Massagistas podem aparecer pouco, mas veem tudo. Conhecem os jogadores, gozam da intimidade deles nas concentrações, são alvos de brincadeiras e integrantes queridos da delegação.
Isso faz com que saiam em defesa dos boleiros. Se escutam algum amigo ou familiar dizer algo que não é verdade, se ouvem qualquer besteira, saem em defesa dos seus protegidos. Serginho, por exemplo, não aceita nem ouvir falar na fama de "cai-cai" de Neymar. Ele acompanha o camisa 10 da seleção em todas as convocações. Diz saber que ele não é assim.
Ele lembra de um episódio após a classificação do Brasil para a final da Rio-2016. Neymar lhe pediu, de noite, para levar gelo ao seu quarto e começar imediatamente o tratamento após ter sofrido torção no tornozelo.
"Se eu escuto algo ruim sobre qualquer atleta que conheço, não permito. Saio em defesa mesmo", completa.
A importância e o anonimato da dupla fizeram com que protagonizassem campanha de marketing da Gatorade. Nela, não são chamados de massagistas, mas de "hidratadores" por carregarem as garrafas dos patrocinadores da CBF para os jogadores.
Serginho vai para sua segunda Copa do Mundo. Esteve presente na Rússia-2018. Será a estreia de Marcelo, que acompanhou a equipe nas Olimpíadas de Tóquio-2020 e na Copa América de 2019 e 2021.
Eles fazem parte da seleção.

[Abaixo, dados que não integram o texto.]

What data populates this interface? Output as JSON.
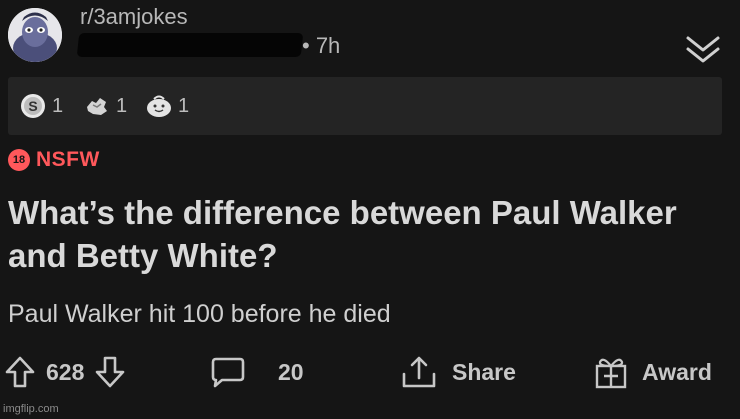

Quando contam a história de como chegaram à CBF, não usam palavras como "contratação" ou "início". Falam em "convocação". O pai de Marcelo chorou quando soube que o filho estava no elenco do Brasil.
"Ele disse que foi como o nascimento de mais um filho. É fanático por futebol, vive isso 24 horas por dia", diz.
Marcelo tentou ser jogador. Era lateral nas categorias de base do Elosport, equipe de Capão Bonito, sua cidade natal no interior de São Paulo. Não deu certo. Começou a trabalhar no administrativo do clube até ser chamado para a comissão técnica.
Serginho, nascido em Dracena, também no interior paulista, nunca quis calçar chuteiras. Fazia curso de auxiliar de enfermagem quando viu anúncio para aprender a ser massagista. Resolveu se inscrever.
Ambos têm em comum trabalhos em serralherias no passado e rodagem por diversos clubes. Serginho passou por times de vôlei e futsal antes de chegar ao Palmeiras. Está na seleção desde a primeira convocação pós-Copa de 2014. Luiz Felipe Scolari havia prometido levá-lo para o Mundial no Brasil, mas não cumpriu. A lembrança de que isso evitou que fizesse parte da goleada por 7 a 1 sofrida para a Alemanha arranca gargalhada do massagista.
Mercelo foi "convocado" em 2018 para a seleção sub-20. No final do mesmo ano, chegou à principal. Antes disso, passou por longa lista de times da segunda ou terceira divisão de São Paulo.
Eles sabem mais dos jogadores do que o treinador ou qualquer outro integrante da comissão técnica. Escutam o que têm a dizer quando estão deitados na mesa de massagem. Já testemunharam desabafos, reclamações e criaram relações de confiança. Também conhecem o corpo deles e sabem onde podem massagear com mais força e quem é mais sensível à dor.
"Quando [o convocado] é novo, de olhar a musculatura dá para saber quem dá para a gente apertar mais ou não", afirma Marcelo.
"Acontece de massagear a perna, o atleta reclamar de dor e eu ver que ele tem uma contusão que sequer tinha percebido", completa Serginho.
O que importa para os dois é que chegue logo a viagem para o Qatar. Porque quando questionados sobre o torneio, eles, como se fossem jogadores, falam em "trazer o hexa".